Tüm zorluklara rağmen işinden kopmayı düşünmediğini anlatan Ali Arat, çocuklarını okutamadığı için ise pişmanlık duyduğunu dile getirdi.

Arat, yaklaşık 50 yıl önce babasından ayrılınca 30 koyunla besiciliğe de başladığını belirterek, "Çobanlığa küçük yaşlarda babamın yanında başladım. Evlendikten sonra babam bana 30 koyun verdi ve işimizi ayırdı. Ben de başkalarının yanında çobanlık yaparak aileme bakmaya başladım. Hayvanlarımın sayısı artınca çobanlığı bırakıp kendi sürümle ilgilenmeye başladım. Neredeyse doğduğumdan beri bu işin içindeyim. Şu an bin civarında koyunum var." diye konuştu.

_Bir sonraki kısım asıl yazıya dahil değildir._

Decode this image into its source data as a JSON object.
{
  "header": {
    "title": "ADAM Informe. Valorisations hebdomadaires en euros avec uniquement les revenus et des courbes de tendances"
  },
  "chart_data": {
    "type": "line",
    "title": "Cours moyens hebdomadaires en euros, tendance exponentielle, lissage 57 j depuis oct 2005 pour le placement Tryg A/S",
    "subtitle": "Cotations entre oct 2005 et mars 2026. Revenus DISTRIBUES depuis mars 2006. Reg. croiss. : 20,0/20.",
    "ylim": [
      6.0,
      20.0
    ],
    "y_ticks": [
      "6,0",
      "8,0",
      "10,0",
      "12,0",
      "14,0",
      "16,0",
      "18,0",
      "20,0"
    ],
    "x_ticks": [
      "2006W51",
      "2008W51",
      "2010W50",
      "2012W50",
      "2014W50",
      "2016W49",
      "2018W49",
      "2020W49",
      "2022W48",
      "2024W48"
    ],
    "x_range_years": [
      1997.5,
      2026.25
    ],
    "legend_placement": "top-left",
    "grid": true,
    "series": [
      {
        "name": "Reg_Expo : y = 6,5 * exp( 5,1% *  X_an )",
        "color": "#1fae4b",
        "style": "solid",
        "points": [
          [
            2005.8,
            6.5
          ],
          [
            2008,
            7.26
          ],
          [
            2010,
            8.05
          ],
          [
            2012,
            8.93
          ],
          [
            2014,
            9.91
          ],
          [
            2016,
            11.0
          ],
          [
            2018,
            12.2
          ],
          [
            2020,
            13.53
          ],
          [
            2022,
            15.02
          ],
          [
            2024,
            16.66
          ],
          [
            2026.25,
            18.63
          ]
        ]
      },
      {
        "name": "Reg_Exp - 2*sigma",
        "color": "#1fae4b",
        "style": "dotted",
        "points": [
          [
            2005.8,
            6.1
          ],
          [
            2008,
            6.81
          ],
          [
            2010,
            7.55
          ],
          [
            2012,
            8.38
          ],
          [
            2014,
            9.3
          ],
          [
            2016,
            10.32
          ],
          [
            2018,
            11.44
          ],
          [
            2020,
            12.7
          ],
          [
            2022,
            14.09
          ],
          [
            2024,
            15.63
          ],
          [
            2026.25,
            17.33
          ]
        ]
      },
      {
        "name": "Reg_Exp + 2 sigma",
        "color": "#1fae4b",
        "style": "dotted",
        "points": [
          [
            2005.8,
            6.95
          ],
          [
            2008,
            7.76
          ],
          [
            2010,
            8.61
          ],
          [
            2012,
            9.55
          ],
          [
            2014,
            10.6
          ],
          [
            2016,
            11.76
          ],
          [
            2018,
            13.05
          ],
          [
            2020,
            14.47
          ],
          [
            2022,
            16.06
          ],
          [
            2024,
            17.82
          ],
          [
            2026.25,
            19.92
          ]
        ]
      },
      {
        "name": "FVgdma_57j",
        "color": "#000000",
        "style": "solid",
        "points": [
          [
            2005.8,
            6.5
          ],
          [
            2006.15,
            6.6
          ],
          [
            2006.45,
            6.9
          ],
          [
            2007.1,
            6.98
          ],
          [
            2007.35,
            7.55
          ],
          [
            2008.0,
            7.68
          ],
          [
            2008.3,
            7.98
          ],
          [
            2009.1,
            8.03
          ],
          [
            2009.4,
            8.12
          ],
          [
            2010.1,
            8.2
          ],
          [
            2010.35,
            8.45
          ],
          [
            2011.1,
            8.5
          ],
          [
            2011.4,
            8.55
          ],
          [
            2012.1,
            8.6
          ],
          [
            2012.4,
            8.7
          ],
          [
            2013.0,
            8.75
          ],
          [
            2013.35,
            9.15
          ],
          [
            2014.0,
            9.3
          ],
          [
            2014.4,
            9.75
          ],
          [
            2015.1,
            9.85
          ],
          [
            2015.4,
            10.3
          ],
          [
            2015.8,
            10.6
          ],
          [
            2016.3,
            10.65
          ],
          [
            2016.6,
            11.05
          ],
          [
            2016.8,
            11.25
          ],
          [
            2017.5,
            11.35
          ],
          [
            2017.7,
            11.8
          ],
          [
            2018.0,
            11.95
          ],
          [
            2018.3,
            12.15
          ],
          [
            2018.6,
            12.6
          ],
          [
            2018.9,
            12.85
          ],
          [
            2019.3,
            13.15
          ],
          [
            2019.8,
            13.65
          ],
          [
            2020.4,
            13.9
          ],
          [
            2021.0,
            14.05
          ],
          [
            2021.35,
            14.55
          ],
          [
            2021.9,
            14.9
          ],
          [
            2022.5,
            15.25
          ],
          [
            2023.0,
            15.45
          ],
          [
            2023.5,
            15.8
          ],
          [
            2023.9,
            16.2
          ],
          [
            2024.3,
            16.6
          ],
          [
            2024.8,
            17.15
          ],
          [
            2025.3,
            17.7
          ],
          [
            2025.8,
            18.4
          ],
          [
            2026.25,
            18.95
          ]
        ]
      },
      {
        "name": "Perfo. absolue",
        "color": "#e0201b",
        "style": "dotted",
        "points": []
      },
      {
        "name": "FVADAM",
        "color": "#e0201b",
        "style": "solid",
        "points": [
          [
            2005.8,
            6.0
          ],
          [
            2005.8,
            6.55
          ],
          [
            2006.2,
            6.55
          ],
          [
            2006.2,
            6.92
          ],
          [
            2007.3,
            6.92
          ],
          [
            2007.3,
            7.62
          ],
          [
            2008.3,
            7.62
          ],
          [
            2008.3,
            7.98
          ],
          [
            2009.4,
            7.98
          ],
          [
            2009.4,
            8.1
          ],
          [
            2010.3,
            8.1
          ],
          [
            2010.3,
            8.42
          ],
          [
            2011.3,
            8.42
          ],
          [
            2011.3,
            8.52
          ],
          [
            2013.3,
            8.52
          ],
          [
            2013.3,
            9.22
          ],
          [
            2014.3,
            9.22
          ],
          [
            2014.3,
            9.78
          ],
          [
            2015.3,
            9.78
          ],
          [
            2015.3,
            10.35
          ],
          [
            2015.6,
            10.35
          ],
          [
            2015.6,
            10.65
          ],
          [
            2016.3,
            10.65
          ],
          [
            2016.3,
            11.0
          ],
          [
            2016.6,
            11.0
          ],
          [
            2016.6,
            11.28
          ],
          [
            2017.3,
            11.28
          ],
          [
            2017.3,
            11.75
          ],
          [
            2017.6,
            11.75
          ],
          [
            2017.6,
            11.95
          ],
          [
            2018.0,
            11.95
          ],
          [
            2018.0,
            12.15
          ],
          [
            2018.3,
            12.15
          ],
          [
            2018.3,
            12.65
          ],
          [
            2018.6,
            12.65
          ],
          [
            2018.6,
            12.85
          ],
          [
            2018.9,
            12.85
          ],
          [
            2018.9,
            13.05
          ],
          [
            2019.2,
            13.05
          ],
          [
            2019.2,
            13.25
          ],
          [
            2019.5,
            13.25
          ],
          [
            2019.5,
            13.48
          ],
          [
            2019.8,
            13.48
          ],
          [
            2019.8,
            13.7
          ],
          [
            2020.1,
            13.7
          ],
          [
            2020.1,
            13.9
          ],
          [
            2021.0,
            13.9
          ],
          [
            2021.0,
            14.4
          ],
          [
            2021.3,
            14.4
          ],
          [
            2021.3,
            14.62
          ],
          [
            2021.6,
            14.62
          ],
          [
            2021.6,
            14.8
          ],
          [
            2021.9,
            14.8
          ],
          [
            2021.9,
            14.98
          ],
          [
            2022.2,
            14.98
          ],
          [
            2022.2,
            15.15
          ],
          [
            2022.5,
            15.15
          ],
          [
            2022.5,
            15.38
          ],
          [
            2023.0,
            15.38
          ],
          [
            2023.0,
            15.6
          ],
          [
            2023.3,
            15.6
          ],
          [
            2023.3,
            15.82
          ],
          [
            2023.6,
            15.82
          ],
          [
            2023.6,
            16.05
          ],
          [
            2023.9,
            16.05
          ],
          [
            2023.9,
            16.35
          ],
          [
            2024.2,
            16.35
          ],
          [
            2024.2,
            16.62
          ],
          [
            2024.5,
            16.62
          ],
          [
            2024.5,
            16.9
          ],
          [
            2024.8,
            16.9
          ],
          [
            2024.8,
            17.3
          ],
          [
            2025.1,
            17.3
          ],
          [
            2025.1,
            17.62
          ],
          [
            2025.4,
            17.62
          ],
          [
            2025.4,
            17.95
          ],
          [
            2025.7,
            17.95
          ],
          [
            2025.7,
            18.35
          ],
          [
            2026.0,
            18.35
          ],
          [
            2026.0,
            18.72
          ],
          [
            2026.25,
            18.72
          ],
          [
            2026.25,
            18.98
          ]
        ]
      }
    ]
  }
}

Hayvancılığın ve özellikle de göçerliğin çok zor olduğunu dile getiren Arat, "Dedelerim bu işi yapıyormuş, sonra babam devam ettirmiş, şimdi de biz sürdürüyoruz. Eskiden iş daha kolaydı, mera alanları genişti ama şimdi yer kalmadı, nereye gitsek para veriyoruz." dedi.

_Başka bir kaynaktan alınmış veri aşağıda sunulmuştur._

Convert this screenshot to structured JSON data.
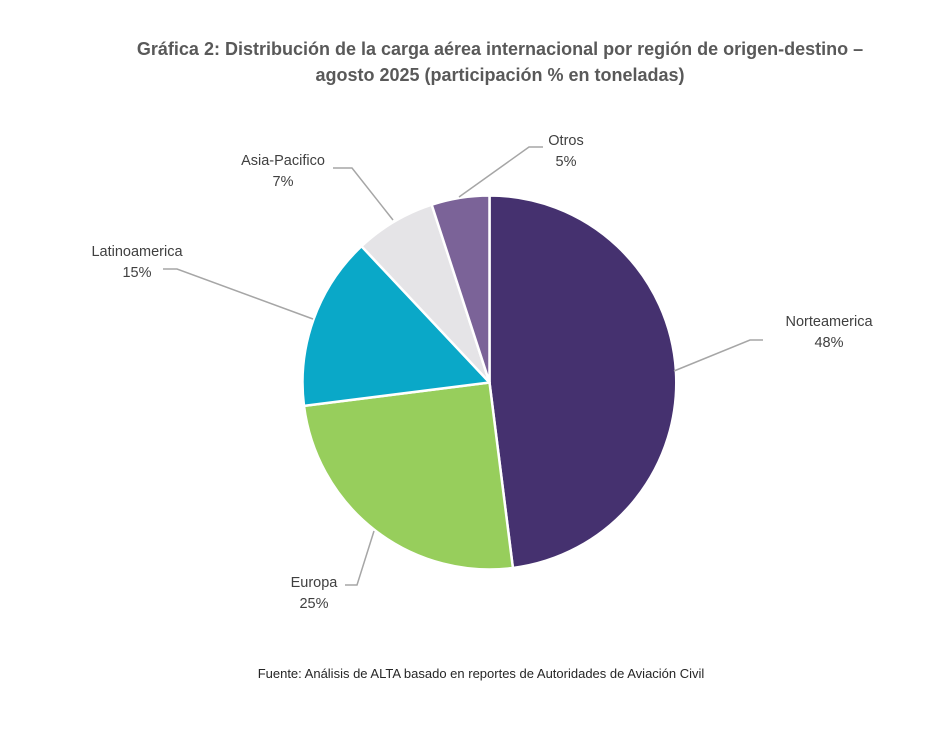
{
  "title": {
    "line1": "Gráfica 2: Distribución de la carga aérea internacional por región de origen-destino –",
    "line2": "agosto 2025 (participación % en toneladas)"
  },
  "source_note": "Fuente: Análisis de ALTA basado en reportes de Autoridades de Aviación Civil",
  "chart_data": {
    "type": "pie",
    "title": "Gráfica 2: Distribución de la carga aérea internacional por región de origen-destino – agosto 2025 (participación % en toneladas)",
    "legend_position": "none",
    "label_style": "outside-callout",
    "start_angle_deg": 0,
    "direction": "clockwise",
    "slices": [
      {
        "label": "Norteamerica",
        "value": 48,
        "display_value": "48%",
        "color": "#45316F"
      },
      {
        "label": "Europa",
        "value": 25,
        "display_value": "25%",
        "color": "#97CE5C"
      },
      {
        "label": "Latinoamerica",
        "value": 15,
        "display_value": "15%",
        "color": "#0AA8C8"
      },
      {
        "label": "Asia-Pacifico",
        "value": 7,
        "display_value": "7%",
        "color": "#E5E4E7"
      },
      {
        "label": "Otros",
        "value": 5,
        "display_value": "5%",
        "color": "#7B6398"
      }
    ],
    "colors": {
      "title_text": "#595959",
      "label_text": "#404040",
      "source_text": "#262626",
      "leader_line": "#A6A6A6",
      "slice_border": "#FFFFFF",
      "background": "#FFFFFF"
    }
  }
}
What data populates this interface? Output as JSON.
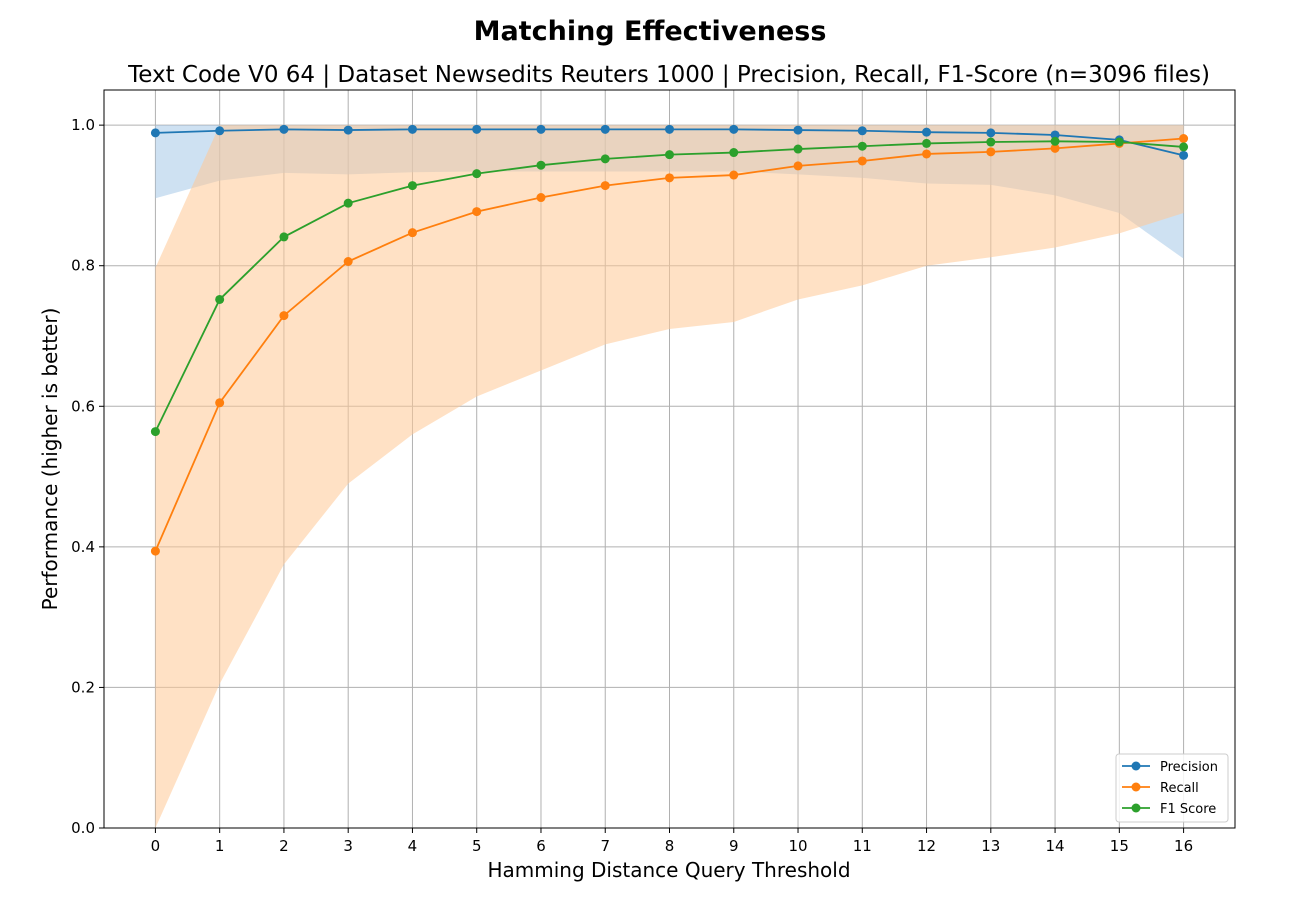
{
  "chart_data": {
    "type": "line",
    "title": "Matching Effectiveness",
    "subtitle": "Text Code V0 64 | Dataset Newsedits Reuters 1000 | Precision, Recall, F1-Score (n=3096 files)",
    "xlabel": "Hamming Distance Query Threshold",
    "ylabel": "Performance (higher is better)",
    "x": [
      0,
      1,
      2,
      3,
      4,
      5,
      6,
      7,
      8,
      9,
      10,
      11,
      12,
      13,
      14,
      15,
      16
    ],
    "xlim": [
      -0.8,
      16.8
    ],
    "ylim": [
      0.0,
      1.05
    ],
    "yticks": [
      0.0,
      0.2,
      0.4,
      0.6,
      0.8,
      1.0
    ],
    "ytick_labels": [
      "0.0",
      "0.2",
      "0.4",
      "0.6",
      "0.8",
      "1.0"
    ],
    "grid": true,
    "legend_position": "lower-right",
    "series": [
      {
        "name": "Precision",
        "color": "#1f77b4",
        "band_color": "#a6c8e8",
        "values": [
          0.989,
          0.992,
          0.994,
          0.993,
          0.994,
          0.994,
          0.994,
          0.994,
          0.994,
          0.994,
          0.993,
          0.992,
          0.99,
          0.989,
          0.986,
          0.979,
          0.957
        ],
        "band_lower": [
          0.896,
          0.921,
          0.932,
          0.93,
          0.933,
          0.934,
          0.934,
          0.934,
          0.934,
          0.934,
          0.93,
          0.925,
          0.917,
          0.915,
          0.9,
          0.875,
          0.81
        ],
        "band_upper": [
          1.0,
          1.0,
          1.0,
          1.0,
          1.0,
          1.0,
          1.0,
          1.0,
          1.0,
          1.0,
          1.0,
          1.0,
          1.0,
          1.0,
          1.0,
          1.0,
          1.0
        ]
      },
      {
        "name": "Recall",
        "color": "#ff7f0e",
        "band_color": "#ffc896",
        "values": [
          0.394,
          0.605,
          0.729,
          0.806,
          0.847,
          0.877,
          0.897,
          0.914,
          0.925,
          0.929,
          0.942,
          0.949,
          0.959,
          0.962,
          0.967,
          0.974,
          0.981
        ],
        "band_lower": [
          0.0,
          0.205,
          0.375,
          0.49,
          0.56,
          0.614,
          0.651,
          0.688,
          0.71,
          0.72,
          0.752,
          0.772,
          0.8,
          0.812,
          0.826,
          0.846,
          0.875
        ],
        "band_upper": [
          0.797,
          1.0,
          1.0,
          1.0,
          1.0,
          1.0,
          1.0,
          1.0,
          1.0,
          1.0,
          1.0,
          1.0,
          1.0,
          1.0,
          1.0,
          1.0,
          1.0
        ]
      },
      {
        "name": "F1 Score",
        "color": "#2ca02c",
        "values": [
          0.564,
          0.752,
          0.841,
          0.889,
          0.914,
          0.931,
          0.943,
          0.952,
          0.958,
          0.961,
          0.966,
          0.97,
          0.974,
          0.976,
          0.977,
          0.976,
          0.969
        ]
      }
    ]
  }
}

Arat, sürekli çadırda yaşadıklarını ve kış mevsiminde havaların soğuk olması nedeniyle biraz daha sıkıntı yaşadıklarını dile getirerek, hayvanların bebek gibi sürekli bakıma ihtiyacı olduğunu aktardı.

- "Sevgi olmasaydı çoktan bu işi bırakırdım"

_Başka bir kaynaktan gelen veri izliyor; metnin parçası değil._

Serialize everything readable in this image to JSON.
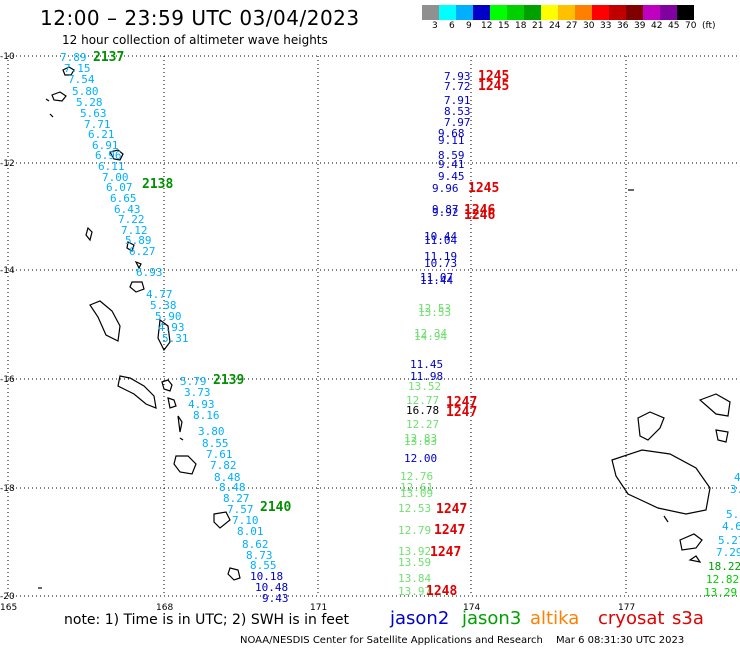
{
  "header": {
    "title": "12:00 – 23:59 UTC 03/04/2023",
    "subtitle": "12 hour collection of altimeter wave heights"
  },
  "colorbar": {
    "colors": [
      "#909090",
      "#00ffff",
      "#00b0ff",
      "#0000c8",
      "#00ff00",
      "#00d000",
      "#00a000",
      "#ffff00",
      "#ffc000",
      "#ff8000",
      "#ff0000",
      "#c00000",
      "#800000",
      "#c000c0",
      "#8000a0",
      "#000000"
    ],
    "labels": [
      "3",
      "6",
      "9",
      "12",
      "15",
      "18",
      "21",
      "24",
      "27",
      "30",
      "33",
      "36",
      "39",
      "42",
      "45",
      "70",
      "(ft)"
    ]
  },
  "axes": {
    "lat_labels": [
      "-10",
      "-12",
      "-14",
      "-16",
      "-18",
      "-20"
    ],
    "lon_labels": [
      "165",
      "168",
      "171",
      "174",
      "177"
    ]
  },
  "tracks": {
    "cyan": [
      "7.89",
      "7.15",
      "7.54",
      "5.80",
      "5.28",
      "5.63",
      "7.71",
      "6.21",
      "6.91",
      "6.96",
      "6.11",
      "7.00",
      "6.07",
      "6.65",
      "6.43",
      "7.22",
      "7.12",
      "5.89",
      "6.27",
      "6.93",
      "4.77",
      "5.38",
      "5.90",
      "4.93",
      "5.31",
      "5.79",
      "3.73",
      "4.93",
      "8.16",
      "3.80",
      "8.55",
      "7.61",
      "7.82",
      "8.48",
      "8.48",
      "8.27",
      "7.57",
      "7.10",
      "8.01",
      "8.62",
      "8.73",
      "8.55",
      "10.18",
      "10.48",
      "9.43"
    ],
    "cyan_right": [
      "4",
      "3.",
      "5.8",
      "4.6",
      "5.27",
      "7.29",
      "18.22",
      "12.82",
      "13.29"
    ],
    "mid": [
      "7.93",
      "7.72",
      "7.91",
      "8.53",
      "7.97",
      "9.68",
      "9.11",
      "8.59",
      "9.41",
      "9.45",
      "9.96",
      "9.87",
      "9.92",
      "10.44",
      "11.04",
      "11.19",
      "10.73",
      "11.07",
      "11.44",
      "12.53",
      "13.53",
      "12.34",
      "14.94",
      "11.45",
      "11.98",
      "13.52",
      "12.77",
      "16.78",
      "12.27",
      "12.83",
      "13.83",
      "12.00",
      "12.76",
      "12.61",
      "13.09",
      "12.53",
      "12.79",
      "13.92",
      "13.59",
      "13.84",
      "13.97"
    ],
    "passes": [
      "2137",
      "2138",
      "2139",
      "2140"
    ],
    "cryosat": [
      "1245",
      "1245",
      "1245",
      "1246",
      "1246",
      "1247",
      "1247",
      "1247",
      "1247",
      "1247",
      "1248"
    ]
  },
  "notes": {
    "text": "note:  1) Time is in UTC;  2) SWH is in feet"
  },
  "legend": [
    "jason2",
    "jason3",
    "altika",
    "cryosat",
    "s3a"
  ],
  "footer": {
    "credit": "NOAA/NESDIS Center for Satellite Applications and Research",
    "timestamp": "Mar  6 08:31:30 UTC 2023"
  }
}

Besicilikten elde ettiği gelir sayesinde şehir merkezinde ev ve dükkanlar satın aldığını dile getiren Arat, çok sevdiği koyunlardan kopamadığı için çadırda yaşamaya devam ettiğini söyledi.

Ali Arat, gün içinde çok yorulduğunu ancak hayvanları sayesinde huzur bulduğunu anlatarak, "Hava aydınlanmadan kalkıyoruz ve tüm gün hayvanlarla uğraşıyoruz. Saat 22.00 gibi uyuyoruz ama geceleri kalkıp 'kurt var mı, hayvanlar doğum yapmış mı' diye kontrol ediyorum çünkü hayvanlar bir bebek gibi sürekli ilgi istiyor." ifadelerini kullandı.

Hayvanların yemlerini güneş doğmadan verdiklerini, ardından kuzuları süt emmeleri için anneleriyle buluşturduklarını kaydeden Arat, sözlerini şöyle tamamladı:

"Kuzuları tek tek kontrol edip hangisi hasta, hangisi süt emmiyor diye bakıyoruz. Tüm aile çoluk çocuk hayvanlar için adeta seferber oluyoruz. Sevgi olmasaydı çoktan bu işi bırakırdım, Allah'a şükür durumum iyi. Şehirde evlerim var ama ben koyunlardan kopamıyorum, ata mesleğidir bununla büyüdük. Bu iş benim hayatım. Genellikle hayvansal ürünler tükettiğim için doktora neredeyse hiç gitmedim, sağlığım gayet yerinde. Allah ömür verdikçe işimden vazgeçmeyi düşünmüyorum."